Google and Wikipedia Are Making an AI-Powered Internet Beef Detector
By looking at how a conversation begins on Wikipedia, neural networks are learning to predict how they will end.
Wikipedia is the world’s largest, open repository of general information, but it is also a battleground. The internet encyclopedia is maintained by volunteer editors dubbed Wikipedians who write and edit articles, and there is often disagreement about what information to include in an article. Occasionally, this leads to “edit wars” in which Wikipedians go back and forth editing and re-editing a disputed piece of information (e.g., was Chopin Polish, French, Polish-French, or French-Polish?). This extremely prime internet beef can go on for years.
Wikipedians’ preferred way to resolve disputes is to take the conflict to an article’s “talk page,” where they can civilly discuss a disagreement with other editors. Now, researchers from Google, Cornell University and the Wikimedia Foundation are training AI on Wikipedia talk page discussions so that it can predict whether a conversation is about to get heated. In other words—at long last, science is developing an automated beef detector.
As detailed in a paper posted to the arXiv preprint server last month, the researchers found that it is possible for a machine learning algorithm to tease out signals in the very first exchange of a conversation that indicate whether that conversation is going to go awry later on. It’s kind of like Minority Report, but instead of predicting crimes before they happen, this AI can predict nerd fights. The goal, according to the researchers, is to develop tools that can help shepherd at-risk conversations towards civility to cut down on online harassment, hate-speech and other anti-social behavior.
So far, most attempts at combating hate speech online has relied on analyzing speech after it’s been posted. When deployed, these tools have been relatively successful at removing anti-social screeds from the internet, but often times the damage is already done. According to the researchers, however, this is the first time that researchers have tried to predict this kind of anti-social speech before it happens.

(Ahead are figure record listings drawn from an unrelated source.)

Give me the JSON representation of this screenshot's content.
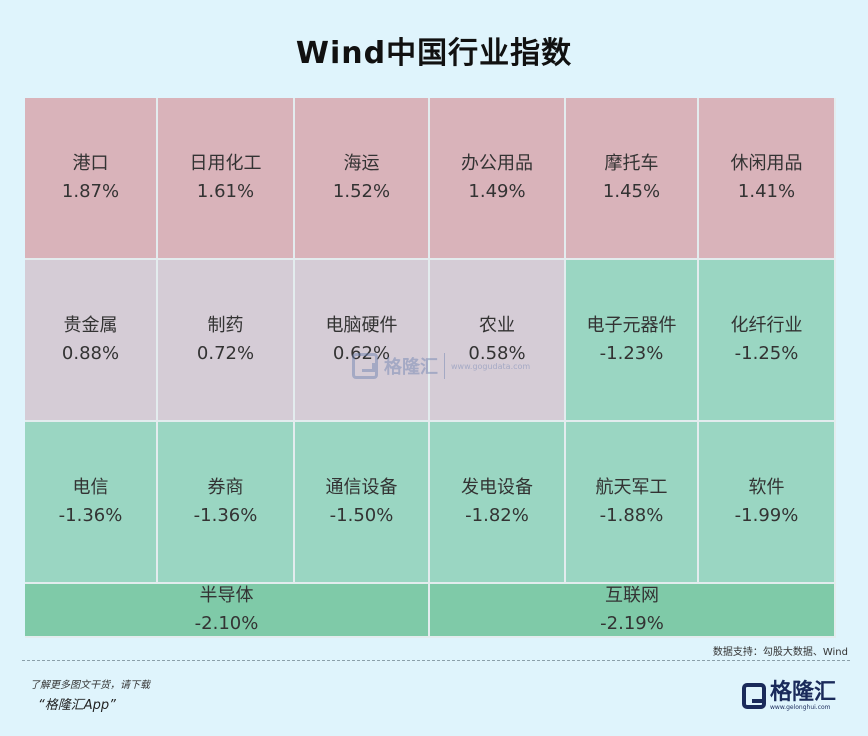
{
  "title": "Wind中国行业指数",
  "chart_data": {
    "type": "heatmap",
    "title": "Wind中国行业指数",
    "cells": [
      {
        "name": "港口",
        "value": "1.87%",
        "tone": "pos"
      },
      {
        "name": "日用化工",
        "value": "1.61%",
        "tone": "pos"
      },
      {
        "name": "海运",
        "value": "1.52%",
        "tone": "pos"
      },
      {
        "name": "办公用品",
        "value": "1.49%",
        "tone": "pos"
      },
      {
        "name": "摩托车",
        "value": "1.45%",
        "tone": "pos"
      },
      {
        "name": "休闲用品",
        "value": "1.41%",
        "tone": "pos"
      },
      {
        "name": "贵金属",
        "value": "0.88%",
        "tone": "neu"
      },
      {
        "name": "制药",
        "value": "0.72%",
        "tone": "neu"
      },
      {
        "name": "电脑硬件",
        "value": "0.62%",
        "tone": "neu"
      },
      {
        "name": "农业",
        "value": "0.58%",
        "tone": "neu"
      },
      {
        "name": "电子元器件",
        "value": "-1.23%",
        "tone": "neg"
      },
      {
        "name": "化纤行业",
        "value": "-1.25%",
        "tone": "neg"
      },
      {
        "name": "电信",
        "value": "-1.36%",
        "tone": "neg"
      },
      {
        "name": "券商",
        "value": "-1.36%",
        "tone": "neg"
      },
      {
        "name": "通信设备",
        "value": "-1.50%",
        "tone": "neg"
      },
      {
        "name": "发电设备",
        "value": "-1.82%",
        "tone": "neg"
      },
      {
        "name": "航天军工",
        "value": "-1.88%",
        "tone": "neg"
      },
      {
        "name": "软件",
        "value": "-1.99%",
        "tone": "neg"
      },
      {
        "name": "半导体",
        "value": "-2.10%",
        "tone": "deep"
      },
      {
        "name": "互联网",
        "value": "-2.19%",
        "tone": "deep"
      }
    ],
    "colors": {
      "pos": "#d9b3ba",
      "neu": "#d5ccd6",
      "neg": "#9ad6c2",
      "deep": "#7fcaa8"
    }
  },
  "watermark": {
    "name": "格隆汇",
    "url": "www.gogudata.com"
  },
  "source": "数据支持：勾股大数据、Wind",
  "footer": {
    "line1": "了解更多图文干货，请下载",
    "line2": "“格隆汇App”"
  },
  "logo": {
    "name": "格隆汇",
    "url": "www.gelonghui.com"
  }
}
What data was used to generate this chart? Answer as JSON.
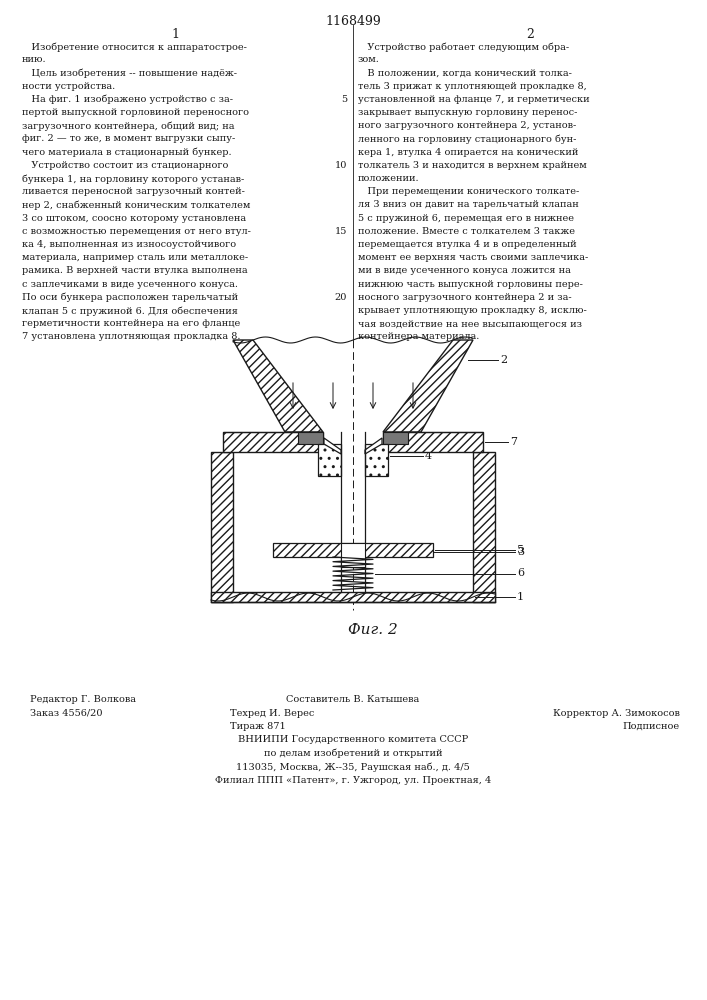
{
  "patent_number": "1168499",
  "col1_header": "1",
  "col2_header": "2",
  "bg_color": "#ffffff",
  "text_color": "#1a1a1a",
  "col1_text": [
    "   Изобретение относится к аппаратострое-",
    "нию.",
    "   Цель изобретения -- повышение надёж-",
    "ности устройства.",
    "   На фиг. 1 изображено устройство с за-",
    "пертой выпускной горловиной переносного",
    "загрузочного контейнера, общий вид; на",
    "фиг. 2 — то же, в момент выгрузки сыпу-",
    "чего материала в стационарный бункер.",
    "   Устройство состоит из стационарного",
    "бункера 1, на горловину которого устанав-",
    "ливается переносной загрузочный контей-",
    "нер 2, снабженный коническим толкателем",
    "3 со штоком, соосно которому установлена",
    "с возможностью перемещения от него втул-",
    "ка 4, выполненная из износоустойчивого",
    "материала, например сталь или металлоке-",
    "рамика. В верхней части втулка выполнена",
    "с заплечиками в виде усеченного конуса.",
    "По оси бункера расположен тарельчатый",
    "клапан 5 с пружиной 6. Для обеспечения",
    "герметичности контейнера на его фланце",
    "7 установлена уплотняющая прокладка 8."
  ],
  "col2_text": [
    "   Устройство работает следующим обра-",
    "зом.",
    "   В положении, когда конический толка-",
    "тель 3 прижат к уплотняющей прокладке 8,",
    "установленной на фланце 7, и герметически",
    "закрывает выпускную горловину переноc-",
    "ного загрузочного контейнера 2, установ-",
    "ленного на горловину стационарного бун-",
    "кера 1, втулка 4 опирается на конический",
    "толкатель 3 и находится в верхнем крайнем",
    "положении.",
    "   При перемещении конического толкате-",
    "ля 3 вниз он давит на тарельчатый клапан",
    "5 с пружиной 6, перемещая его в нижнее",
    "положение. Вместе с толкателем 3 также",
    "перемещается втулка 4 и в определенный",
    "момент ее верхняя часть своими заплечика-",
    "ми в виде усеченного конуса ложится на",
    "нижнюю часть выпускной горловины пере-",
    "носного загрузочного контейнера 2 и за-",
    "крывает уплотняющую прокладку 8, исклю-",
    "чая воздействие на нее высыпающегося из",
    "контейнера материала."
  ],
  "line_numbers": [
    [
      "5",
      4
    ],
    [
      "10",
      9
    ],
    [
      "15",
      14
    ],
    [
      "20",
      19
    ]
  ],
  "caption": "Фиг. 2",
  "footer_left_line1": "Редактор Г. Волкова",
  "footer_left_line2": "Заказ 4556/20",
  "footer_center_line1": "Составитель В. Катышева",
  "footer_center_line2": "Техред И. Верес",
  "footer_center_line3": "Тираж 871",
  "footer_center_line4": "ВНИИПИ Государственного комитета СССР",
  "footer_center_line5": "по делам изобретений и открытий",
  "footer_center_line6": "113035, Москва, Ж--35, Раушская наб., д. 4/5",
  "footer_center_line7": "Филиал ППП «Патент», г. Ужгород, ул. Проектная, 4",
  "footer_right_line2": "Корректор А. Зимокосов",
  "footer_right_line3": "Подписное",
  "hatch_color": "#333333",
  "dark_fill": "#777777"
}
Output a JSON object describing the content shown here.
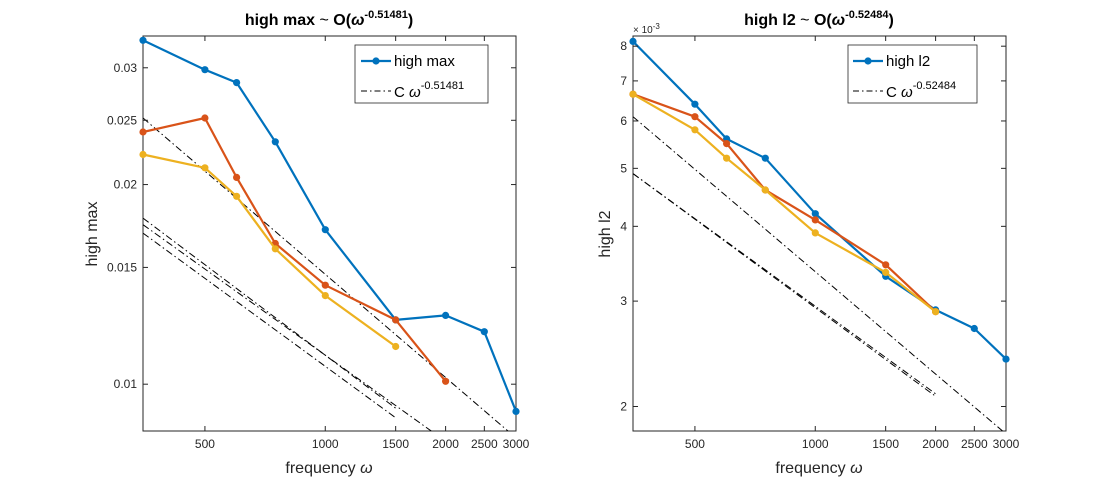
{
  "colors": {
    "blue": "#0072BD",
    "orange": "#D95319",
    "yellow": "#EDB120",
    "ref": "#000000"
  },
  "chart_data": [
    {
      "type": "line",
      "title_main": "high max ",
      "title_sim": "~",
      "title_O": " O(",
      "title_omega": "ω",
      "title_exp": "-0.51481",
      "title_close": ")",
      "xlabel_text": "frequency ",
      "xlabel_omega": "ω",
      "ylabel": "high max",
      "xscale": "log",
      "yscale": "log",
      "xlim": [
        350,
        3000
      ],
      "ylim": [
        0.0085,
        0.0335
      ],
      "xticks": [
        500,
        1000,
        1500,
        2000,
        2500,
        3000
      ],
      "xticklabels": [
        "500",
        "1000",
        "1500",
        "2000",
        "2500",
        "3000"
      ],
      "yticks": [
        0.01,
        0.015,
        0.02,
        0.025,
        0.03
      ],
      "yticklabels": [
        "0.01",
        "0.015",
        "0.02",
        "0.025",
        "0.03"
      ],
      "legend_position": "top-right",
      "legend": [
        {
          "label": "high max",
          "style": "line-marker",
          "color": "blue"
        },
        {
          "label_base": "C ",
          "label_omega": "ω",
          "label_exp": "-0.51481",
          "style": "dashdot",
          "color": "ref"
        }
      ],
      "series": [
        {
          "color": "blue",
          "x": [
            350,
            500,
            600,
            750,
            1000,
            1500,
            2000,
            2500,
            3000
          ],
          "y": [
            0.033,
            0.0298,
            0.0285,
            0.0232,
            0.0171,
            0.0125,
            0.0127,
            0.012,
            0.0091
          ]
        },
        {
          "color": "orange",
          "x": [
            350,
            500,
            600,
            750,
            1000,
            1500,
            2000
          ],
          "y": [
            0.024,
            0.0252,
            0.0205,
            0.0163,
            0.0141,
            0.0125,
            0.0101
          ]
        },
        {
          "color": "yellow",
          "x": [
            350,
            500,
            600,
            750,
            1000,
            1500
          ],
          "y": [
            0.0222,
            0.0212,
            0.0192,
            0.016,
            0.0136,
            0.0114
          ]
        }
      ],
      "references": [
        {
          "x": [
            350,
            3000
          ],
          "y": [
            0.0252,
            0.0083
          ]
        },
        {
          "x": [
            350,
            2000
          ],
          "y": [
            0.0174,
            0.0082
          ]
        },
        {
          "x": [
            350,
            1500
          ],
          "y": [
            0.0178,
            0.0092
          ]
        },
        {
          "x": [
            350,
            1500
          ],
          "y": [
            0.0169,
            0.0089
          ]
        }
      ]
    },
    {
      "type": "line",
      "title_main": "high l2 ",
      "title_sim": "~",
      "title_O": " O(",
      "title_omega": "ω",
      "title_exp": "-0.52484",
      "title_close": ")",
      "xlabel_text": "frequency ",
      "xlabel_omega": "ω",
      "ylabel": "high l2",
      "exponent_label": "× 10",
      "exponent_value": "-3",
      "xscale": "log",
      "yscale": "log",
      "xlim": [
        350,
        3000
      ],
      "ylim": [
        0.00182,
        0.00832
      ],
      "xticks": [
        500,
        1000,
        1500,
        2000,
        2500,
        3000
      ],
      "xticklabels": [
        "500",
        "1000",
        "1500",
        "2000",
        "2500",
        "3000"
      ],
      "yticks": [
        0.002,
        0.003,
        0.004,
        0.005,
        0.006,
        0.007,
        0.008
      ],
      "yticklabels": [
        "2",
        "3",
        "4",
        "5",
        "6",
        "7",
        "8"
      ],
      "legend_position": "top-right",
      "legend": [
        {
          "label": "high l2",
          "style": "line-marker",
          "color": "blue"
        },
        {
          "label_base": "C ",
          "label_omega": "ω",
          "label_exp": "-0.52484",
          "style": "dashdot",
          "color": "ref"
        }
      ],
      "series": [
        {
          "color": "blue",
          "x": [
            350,
            500,
            600,
            750,
            1000,
            1500,
            2000,
            2500,
            3000
          ],
          "y": [
            0.00815,
            0.0064,
            0.0056,
            0.0052,
            0.0042,
            0.0033,
            0.0029,
            0.0027,
            0.0024
          ]
        },
        {
          "color": "orange",
          "x": [
            350,
            500,
            600,
            750,
            1000,
            1500,
            2000
          ],
          "y": [
            0.00665,
            0.0061,
            0.0055,
            0.0046,
            0.0041,
            0.00345,
            0.00288
          ]
        },
        {
          "color": "yellow",
          "x": [
            350,
            500,
            600,
            750,
            1000,
            1500,
            2000
          ],
          "y": [
            0.00665,
            0.0058,
            0.0052,
            0.0046,
            0.0039,
            0.00335,
            0.00288
          ]
        }
      ],
      "references": [
        {
          "x": [
            350,
            3000
          ],
          "y": [
            0.0061,
            0.0018
          ]
        },
        {
          "x": [
            350,
            2000
          ],
          "y": [
            0.0049,
            0.0021
          ]
        },
        {
          "x": [
            350,
            2000
          ],
          "y": [
            0.0049,
            0.00208
          ]
        }
      ]
    }
  ]
}
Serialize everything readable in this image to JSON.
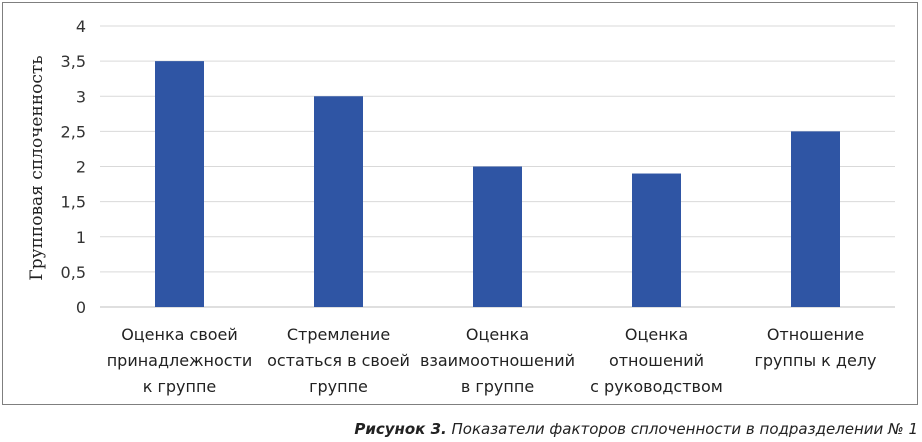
{
  "chart_data": {
    "type": "bar",
    "categories": [
      [
        "Оценка своей",
        "принадлежности",
        "к группе"
      ],
      [
        "Стремление",
        "остаться в своей",
        "группе"
      ],
      [
        "Оценка",
        "взаимоотношений",
        "в группе"
      ],
      [
        "Оценка",
        "отношений",
        "с руководством"
      ],
      [
        "Отношение",
        "группы к делу"
      ]
    ],
    "values": [
      3.5,
      3.0,
      2.0,
      1.9,
      2.5
    ],
    "ylabel": "Групповая сплоченность",
    "ylim": [
      0,
      4
    ],
    "yticks": [
      "0",
      "0,5",
      "1",
      "1,5",
      "2",
      "2,5",
      "3",
      "3,5",
      "4"
    ],
    "grid": true,
    "bar_color": "#2f55a4",
    "grid_color": "#d9d9d9"
  },
  "caption": {
    "label": "Рисунок 3.",
    "text": " Показатели факторов сплоченности в подразделении № 1"
  }
}
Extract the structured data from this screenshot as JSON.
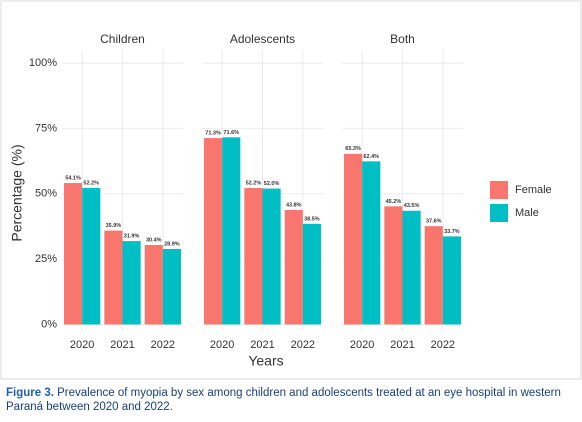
{
  "chart_data": {
    "type": "bar",
    "ylabel": "Percentage (%)",
    "xlabel": "Years",
    "categories": [
      "2020",
      "2021",
      "2022"
    ],
    "series": [
      {
        "name": "Female",
        "color": "#f8766d"
      },
      {
        "name": "Male",
        "color": "#00bfc4"
      }
    ],
    "facets": [
      {
        "title": "Children",
        "series": [
          {
            "values": [
              54.1,
              35.9,
              30.4
            ],
            "value_labels": [
              "54.1%",
              "35.9%",
              "30.4%"
            ]
          },
          {
            "values": [
              52.2,
              31.9,
              28.9
            ],
            "value_labels": [
              "52.2%",
              "31.9%",
              "28.9%"
            ]
          }
        ]
      },
      {
        "title": "Adolescents",
        "series": [
          {
            "values": [
              71.3,
              52.2,
              43.8
            ],
            "value_labels": [
              "71.3%",
              "52.2%",
              "43.8%"
            ]
          },
          {
            "values": [
              71.6,
              52.0,
              38.5
            ],
            "value_labels": [
              "71.6%",
              "52.0%",
              "38.5%"
            ]
          }
        ]
      },
      {
        "title": "Both",
        "series": [
          {
            "values": [
              65.3,
              45.2,
              37.6
            ],
            "value_labels": [
              "65.3%",
              "45.2%",
              "37.6%"
            ]
          },
          {
            "values": [
              62.4,
              43.5,
              33.7
            ],
            "value_labels": [
              "62.4%",
              "43.5%",
              "33.7%"
            ]
          }
        ]
      }
    ],
    "ylim": [
      -2.5,
      105
    ],
    "yticks": [
      {
        "value": 0,
        "label": "0%"
      },
      {
        "value": 25,
        "label": "25%"
      },
      {
        "value": 50,
        "label": "50%"
      },
      {
        "value": 75,
        "label": "75%"
      },
      {
        "value": 100,
        "label": "100%"
      }
    ],
    "grid": true
  },
  "caption": {
    "label": "Figure 3.",
    "text": "Prevalence of myopia by sex among children and adolescents treated at an eye hospital in western Paraná between 2020 and 2022."
  }
}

To see why this is such an ambitious goal, consider two real conversations between Wikipedia editors mentioned in the paper:
Editor A: Why there’s no mention of it here? Namely, an altercation with a foreign intelligence group? True, by the standards of sources some require it wouldn’t even come close, not to mention having some really weak points, but it doesn’t mean that it doesn’t exist.
Editor B: So what you’re saying is we should put a bad source in the article because it exists?
Editor A: Is the St. Petersburg Times considered a reliable source by Wikipedia? It seems that the bulk of this article is coming from that one article, which speculates about missile launches and UFOs. I’m going to go through and try and find corroborating sources and maybe do a rewrite of the article. I don’t think this article should rely on one so-so source.
Editor B: I would assume that it’s as reliable as any other mainstream news source.
If you had to guess which of these conversations would eventually devolve into one of the Wikipedians calling the other a “total dick,” which would you pick? For humans, it’s easy to to see that Conversation 1 involves a more aggressive exchange than Conversation 2. Even if we can’t always articulate which linguistic cues made one conversation more aggressive than another, our socialization means most of us have a pretty good intuition about these sorts of things. Machines, on the other hand, do not. Instead, they must develop rules of thumb that help them determine what makes a conversation civil or not.
To do this, the researchers trained their machine learning algorithm on a total of 1,270 talk page conversation pairs (one that was “awry-turning” and one that was “on-track”) taken from 582 different talk pages. Next, the researchers formally defined politeness strategies for the algorithm. These included things like expressing gratitude, greetings, and the use of “please,” as well as “negative” politeness strategies that attempt to limit one person’s imposition on another by being indirect or expressing uncertainty.
As the algorithm analyzed the sentiment of editor conversations, it found that linguistic cues like the directness of one person in a conversation is a significant marker that a conversation will eventually turn awry, especially if this includes a direct question or the use of “you.”
“This effect coheres with our intuition that directness signals some latent hostility from the conversation’s initiator,” the researchers wrote.
Altogether, when the algorithm was trained to guess which conversations would turn toxic based on an initial exchange, it was accurate about 65 percent of the time. When human were asked to do the same thing, they guessed which conversations would turn toxic about 72 percent of the time, which “confirms that humans have some intuition about whether a conversation might be heading in a bad direction,” the authors wrote. Interestingly, the algorithm was able to correctly predict which conversations were going to go awry 80 percent of the time when it was exposed to the same examples that were given to the human test subjects.
The research is an interesting approach to the problem of anti-social behavior online, but don’t expect to see it deployed on Wikipedia, Reddit or any other internet forums anytime soon. The data was limited to a group of people that have an incentive to collaborate (Wikipedians), rather than relative strangers that don’t have this incentive. More work needs to be done on different populations on the internet before this sort of technology can be released into the wild. In the future, the researchers wrote that they would like to see what sort of strategies could be deployed to bring uncivil conversations back on track.
The days of the troll may be numbered, but for now, they still walk among us.